Der Verkauf war damals sehr umstritten. Er offenbarte latente und ältere Konflikte in der Dresdner PDS. Ein Parteiausschlussverfahren gegen die Abweichler scheiterte im Februar dieses Jahres. Der Konflikt zwischen Idealisten und kompromissorientierten Pragmatikern aber schwelte weiter.

Aktuellen Anlass für den Schritt der sieben „Bolschewiki“ boten jüngste Äußerungen der parteilosen Stadträtin Barbara Lässig, die Gruppe der neun denke über eine eigene Liste zur Kommunalwahl 2009 nach.

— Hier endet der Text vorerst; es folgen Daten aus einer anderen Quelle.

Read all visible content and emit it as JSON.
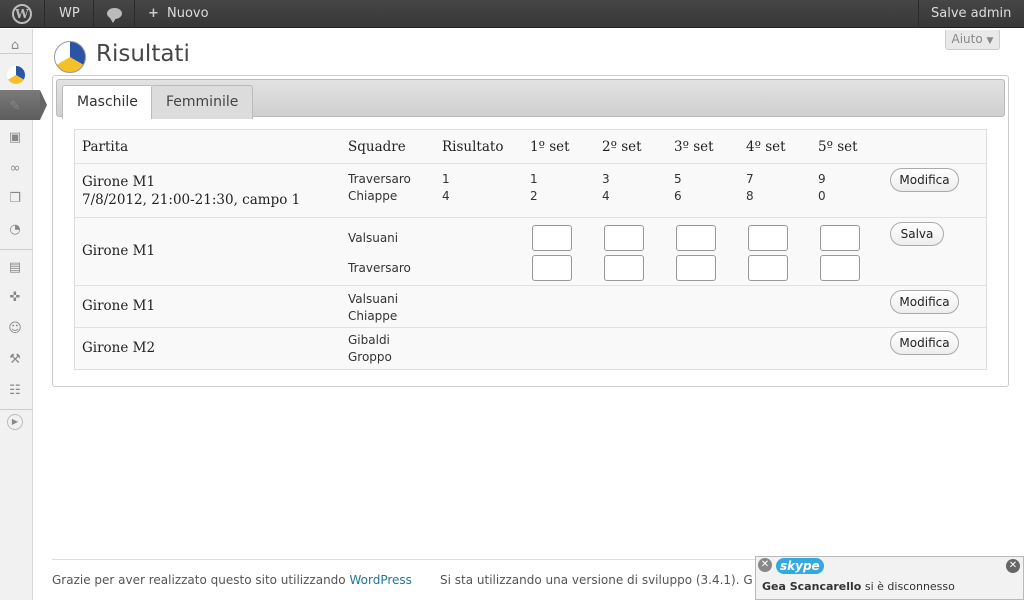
{
  "adminbar": {
    "wp_label": "WP",
    "new_label": "Nuovo",
    "user_label": "Salve admin"
  },
  "help_label": "Aiuto",
  "page_title": "Risultati",
  "tabs": [
    {
      "label": "Maschile",
      "active": true
    },
    {
      "label": "Femminile",
      "active": false
    }
  ],
  "table": {
    "headers": [
      "Partita",
      "Squadre",
      "Risultato",
      "1º set",
      "2º set",
      "3º set",
      "4º set",
      "5º set"
    ],
    "rows": [
      {
        "partita": "Girone M1",
        "partita_detail": "7/8/2012, 21:00-21:30, campo 1",
        "teams": [
          "Traversaro",
          "Chiappe"
        ],
        "risultato": [
          "1",
          "4"
        ],
        "sets": [
          [
            "1",
            "2"
          ],
          [
            "3",
            "4"
          ],
          [
            "5",
            "6"
          ],
          [
            "7",
            "8"
          ],
          [
            "9",
            "0"
          ]
        ],
        "button": "Modifica"
      },
      {
        "partita": "Girone M1",
        "teams": [
          "Valsuani",
          "Traversaro"
        ],
        "editing": true,
        "button": "Salva"
      },
      {
        "partita": "Girone M1",
        "teams": [
          "Valsuani",
          "Chiappe"
        ],
        "button": "Modifica"
      },
      {
        "partita": "Girone M2",
        "teams": [
          "Gibaldi",
          "Groppo"
        ],
        "button": "Modifica"
      }
    ]
  },
  "footer": {
    "left_text": "Grazie per aver realizzato questo sito utilizzando",
    "left_link": "WordPress",
    "right_text": "Si sta utilizzando una versione di sviluppo (3.4.1). G"
  },
  "toast": {
    "brand": "skype",
    "name": "Gea Scancarello",
    "message": "si è disconnesso"
  }
}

Der Stadtvorstand hatte deshalb am Donnerstag umgehend einen einstimmigen Beschluss gefasst, der für eine neu zu gründende linke Stadtratsfraktion drei Kriterien formuliert. Sie beinhalten die Treue zur Partei, zu ihren Beschlüssen und Programmen und den Verzicht auf die Kandidatur bei einer konkurrierenden Liste 2009. „Dem kann jeder beitreten“, sagt Stadtvorsitzender Jürgen Muskulus und fügt hinzu: „Wir haben alle Kompromisse durch. Die Basis will etwas anderes als die neun Stadträte!“ Selbstverständlich habe man diesen Schritt auch mit der Bundespartei abgestimmt.

Bundesgeschäftsführer Dietmar Bartsch rief laut Sächsischer Zeitung „verdiente Mitglieder“ der bisherigen Fraktion ebenfalls zum Wechsel auf. Die stellvertretende Bundesvorsitzende Katja Kipping begrüßte bereits gegenüber der taz den eingeleiteten Klärungsprozess.

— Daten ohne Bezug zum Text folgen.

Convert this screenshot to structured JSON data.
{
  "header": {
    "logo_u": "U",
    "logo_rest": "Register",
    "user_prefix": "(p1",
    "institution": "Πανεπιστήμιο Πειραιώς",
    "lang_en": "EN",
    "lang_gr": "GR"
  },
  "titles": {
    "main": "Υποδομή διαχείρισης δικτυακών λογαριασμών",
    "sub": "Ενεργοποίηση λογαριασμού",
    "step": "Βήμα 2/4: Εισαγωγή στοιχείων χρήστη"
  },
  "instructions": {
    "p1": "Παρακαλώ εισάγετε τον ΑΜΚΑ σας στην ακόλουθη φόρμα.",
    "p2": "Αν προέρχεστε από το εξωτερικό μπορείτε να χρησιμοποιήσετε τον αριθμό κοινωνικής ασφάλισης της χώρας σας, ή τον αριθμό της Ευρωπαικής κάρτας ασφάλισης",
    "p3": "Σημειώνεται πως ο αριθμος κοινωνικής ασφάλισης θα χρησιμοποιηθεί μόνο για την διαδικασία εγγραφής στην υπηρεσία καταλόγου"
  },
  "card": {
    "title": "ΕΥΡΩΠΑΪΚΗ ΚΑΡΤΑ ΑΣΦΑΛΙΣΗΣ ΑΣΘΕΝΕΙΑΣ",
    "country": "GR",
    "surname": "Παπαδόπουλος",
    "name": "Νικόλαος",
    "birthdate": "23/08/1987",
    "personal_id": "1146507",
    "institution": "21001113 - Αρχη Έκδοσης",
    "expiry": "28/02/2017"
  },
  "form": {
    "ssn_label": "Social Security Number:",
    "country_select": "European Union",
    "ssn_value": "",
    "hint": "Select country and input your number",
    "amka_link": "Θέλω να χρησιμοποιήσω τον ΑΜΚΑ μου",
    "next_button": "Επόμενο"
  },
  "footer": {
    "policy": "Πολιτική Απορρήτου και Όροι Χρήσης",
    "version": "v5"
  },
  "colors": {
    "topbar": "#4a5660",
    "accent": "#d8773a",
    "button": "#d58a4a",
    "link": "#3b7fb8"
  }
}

Stadträtin Cornelia Ernst, zugleich Landesvorsitzende der sächsischen Linken, will noch nicht von einer Spaltung sprechen. „Das ist wirklich ein Angebot, über das jeder den ganzen Sommer über nachdenken kann“, sagt sie. Sie spricht von einer „Neuformierung“ der Fraktion.

Fraktionschef Lunau hingegen sieht seine Restfraktion in der Kontinuität. Das Vorpreschen der Linken in der Linken bringt er in Zusammenhang mit dem erstarkten Selbstbewusstsein der vereinigten Partei.

Der langjährige Stadtrats-Fraktionsvorsitzende Ronald Weckesser, zugleich Vorsitzender des Finanzaussschusses im Landtag, denkt nicht an einen Wechsel. „Ich habe die Pluralität innerhalb der PDS bisher immer für eine ihrer Stärken gehalten“, sagte er der taz. Auch mit Posten oder sicheren Listenplätzen wolle er sich nicht ködern lassen.

Mit ihm, dem Landesvorsitzenden Ernst und der früheren Stadtvorsitzenden Ingrid Mattern sitzen nun drei Vertreter verschiedener Lager auch in der linken Landtagsfraktion. Landesgeschäftsführer Rico Gebhardt räumte ein, dass es „in 10 bis 20 Prozent der Kommunalparlamente künftig zu ähnlichen Konflikten kommen könnte“.